I think we need to be able to position who we are, what we are, accurately and consistently, before we go out to government. Once we actually know what the totality is, is collective worth, we then push that through to government in terms of what we genuinely contribute to the economy.

This will allow us to articulate correctly and get support around resource. It needs to be about bringing talent through. It’s the idea of taking somebody who wants to go into hospitality and starting at grassroots investing in them, making sure they're aware of the various departments and roles within the hotel industry.

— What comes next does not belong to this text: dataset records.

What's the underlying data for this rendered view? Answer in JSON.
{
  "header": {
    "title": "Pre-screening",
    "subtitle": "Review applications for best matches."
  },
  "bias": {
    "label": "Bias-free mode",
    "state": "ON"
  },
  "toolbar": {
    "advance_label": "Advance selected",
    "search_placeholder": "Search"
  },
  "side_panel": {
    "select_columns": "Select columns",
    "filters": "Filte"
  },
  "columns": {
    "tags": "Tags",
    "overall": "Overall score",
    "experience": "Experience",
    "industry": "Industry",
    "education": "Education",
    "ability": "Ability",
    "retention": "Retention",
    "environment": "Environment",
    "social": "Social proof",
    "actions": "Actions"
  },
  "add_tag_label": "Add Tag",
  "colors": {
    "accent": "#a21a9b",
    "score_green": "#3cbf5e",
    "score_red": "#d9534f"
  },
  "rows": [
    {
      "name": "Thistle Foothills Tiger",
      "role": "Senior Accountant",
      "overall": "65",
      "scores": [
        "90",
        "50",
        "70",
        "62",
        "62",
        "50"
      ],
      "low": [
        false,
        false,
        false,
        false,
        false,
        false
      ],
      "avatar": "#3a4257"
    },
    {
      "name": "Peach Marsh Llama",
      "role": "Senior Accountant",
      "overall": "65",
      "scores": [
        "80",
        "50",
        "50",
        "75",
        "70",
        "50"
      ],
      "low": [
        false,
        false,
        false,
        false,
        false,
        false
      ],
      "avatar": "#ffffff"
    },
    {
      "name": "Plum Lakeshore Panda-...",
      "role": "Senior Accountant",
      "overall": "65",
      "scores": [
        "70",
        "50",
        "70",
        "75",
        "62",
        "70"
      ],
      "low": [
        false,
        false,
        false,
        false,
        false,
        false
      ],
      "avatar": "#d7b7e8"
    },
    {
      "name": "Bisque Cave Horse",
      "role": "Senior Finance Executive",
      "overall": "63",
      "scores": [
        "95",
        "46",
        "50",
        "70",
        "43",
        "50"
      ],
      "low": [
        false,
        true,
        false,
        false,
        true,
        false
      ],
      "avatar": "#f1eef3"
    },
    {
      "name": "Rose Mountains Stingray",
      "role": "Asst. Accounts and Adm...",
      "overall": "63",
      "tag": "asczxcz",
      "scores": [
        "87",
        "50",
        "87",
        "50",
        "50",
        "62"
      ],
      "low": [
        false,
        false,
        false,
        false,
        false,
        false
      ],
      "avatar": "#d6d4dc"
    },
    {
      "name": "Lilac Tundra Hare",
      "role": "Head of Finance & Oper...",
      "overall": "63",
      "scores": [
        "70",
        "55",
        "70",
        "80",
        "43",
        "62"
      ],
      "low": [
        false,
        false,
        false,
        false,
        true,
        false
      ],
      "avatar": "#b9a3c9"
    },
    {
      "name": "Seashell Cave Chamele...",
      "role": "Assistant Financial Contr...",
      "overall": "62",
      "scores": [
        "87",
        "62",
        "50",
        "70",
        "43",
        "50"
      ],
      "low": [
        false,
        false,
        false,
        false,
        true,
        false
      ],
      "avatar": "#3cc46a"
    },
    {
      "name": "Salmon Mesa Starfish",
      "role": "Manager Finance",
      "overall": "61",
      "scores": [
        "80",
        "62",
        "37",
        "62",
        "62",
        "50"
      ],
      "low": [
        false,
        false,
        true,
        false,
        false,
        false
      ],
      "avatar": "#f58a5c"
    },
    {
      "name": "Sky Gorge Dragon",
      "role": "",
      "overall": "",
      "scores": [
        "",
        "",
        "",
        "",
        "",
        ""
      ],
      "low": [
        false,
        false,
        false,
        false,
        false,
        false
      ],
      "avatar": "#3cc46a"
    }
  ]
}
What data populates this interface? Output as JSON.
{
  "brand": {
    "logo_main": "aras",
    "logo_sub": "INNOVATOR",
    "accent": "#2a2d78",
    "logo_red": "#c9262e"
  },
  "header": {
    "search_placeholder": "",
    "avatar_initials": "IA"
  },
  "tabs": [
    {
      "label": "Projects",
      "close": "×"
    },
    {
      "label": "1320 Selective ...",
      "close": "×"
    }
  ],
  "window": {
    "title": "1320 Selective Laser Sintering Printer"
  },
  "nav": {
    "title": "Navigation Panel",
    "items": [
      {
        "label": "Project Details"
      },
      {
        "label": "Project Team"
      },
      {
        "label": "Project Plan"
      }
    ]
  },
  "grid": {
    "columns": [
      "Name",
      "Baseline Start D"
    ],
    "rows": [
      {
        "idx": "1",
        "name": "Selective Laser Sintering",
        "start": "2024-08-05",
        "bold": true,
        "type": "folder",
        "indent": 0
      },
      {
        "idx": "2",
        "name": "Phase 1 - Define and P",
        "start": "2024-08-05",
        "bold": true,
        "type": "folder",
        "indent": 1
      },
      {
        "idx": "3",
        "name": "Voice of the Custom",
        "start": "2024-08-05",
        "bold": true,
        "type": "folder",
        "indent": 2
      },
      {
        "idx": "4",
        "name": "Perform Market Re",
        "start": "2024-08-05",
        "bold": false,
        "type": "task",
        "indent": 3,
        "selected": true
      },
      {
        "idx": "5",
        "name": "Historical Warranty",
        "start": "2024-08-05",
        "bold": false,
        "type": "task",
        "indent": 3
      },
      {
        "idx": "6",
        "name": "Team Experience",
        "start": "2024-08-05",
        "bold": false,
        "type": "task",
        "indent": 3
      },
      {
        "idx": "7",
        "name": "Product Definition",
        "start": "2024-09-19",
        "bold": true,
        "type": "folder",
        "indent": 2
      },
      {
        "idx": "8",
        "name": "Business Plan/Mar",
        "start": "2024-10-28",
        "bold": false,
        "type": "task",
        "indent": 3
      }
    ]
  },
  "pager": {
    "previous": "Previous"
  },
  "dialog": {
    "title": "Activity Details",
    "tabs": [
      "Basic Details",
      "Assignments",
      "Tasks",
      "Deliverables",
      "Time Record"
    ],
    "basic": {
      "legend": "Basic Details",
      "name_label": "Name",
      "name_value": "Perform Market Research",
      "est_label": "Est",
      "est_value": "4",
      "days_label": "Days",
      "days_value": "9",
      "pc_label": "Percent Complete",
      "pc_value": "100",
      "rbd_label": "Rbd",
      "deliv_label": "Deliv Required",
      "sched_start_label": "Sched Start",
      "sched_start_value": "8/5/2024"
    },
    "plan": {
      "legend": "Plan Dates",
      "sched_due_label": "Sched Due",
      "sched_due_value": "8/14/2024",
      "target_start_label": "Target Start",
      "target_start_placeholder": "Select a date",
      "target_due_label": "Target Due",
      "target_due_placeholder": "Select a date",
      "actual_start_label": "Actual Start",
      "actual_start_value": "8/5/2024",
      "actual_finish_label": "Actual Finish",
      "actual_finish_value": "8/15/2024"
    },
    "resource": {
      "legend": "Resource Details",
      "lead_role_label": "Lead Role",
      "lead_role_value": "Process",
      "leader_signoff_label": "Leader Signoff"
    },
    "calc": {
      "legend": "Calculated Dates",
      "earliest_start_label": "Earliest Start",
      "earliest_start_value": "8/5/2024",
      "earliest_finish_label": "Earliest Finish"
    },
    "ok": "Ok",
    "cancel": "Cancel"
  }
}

It’s not just about going into hotel catering. Originally you went in to become a graduate who worked in front of house, you worked in F&B, you worked in housekeeping. It’s also about bringing marketing, commercial, and financial specialists into the hospitality industry, rather than appointing them from another industry.

The idea is showing the future talent that, actually, you can become a marketer. You can become a sales professional, commercial professional, a finance professional, you don't have to just join hospitality for traditional catering and operational roles such as chef, F&B, or in housekeeping.

Our industry encompasses so many different potential vocations and that's what needs to happen. It needs to be from grassroots up now with a commitment for learning, development and investment to help with retention.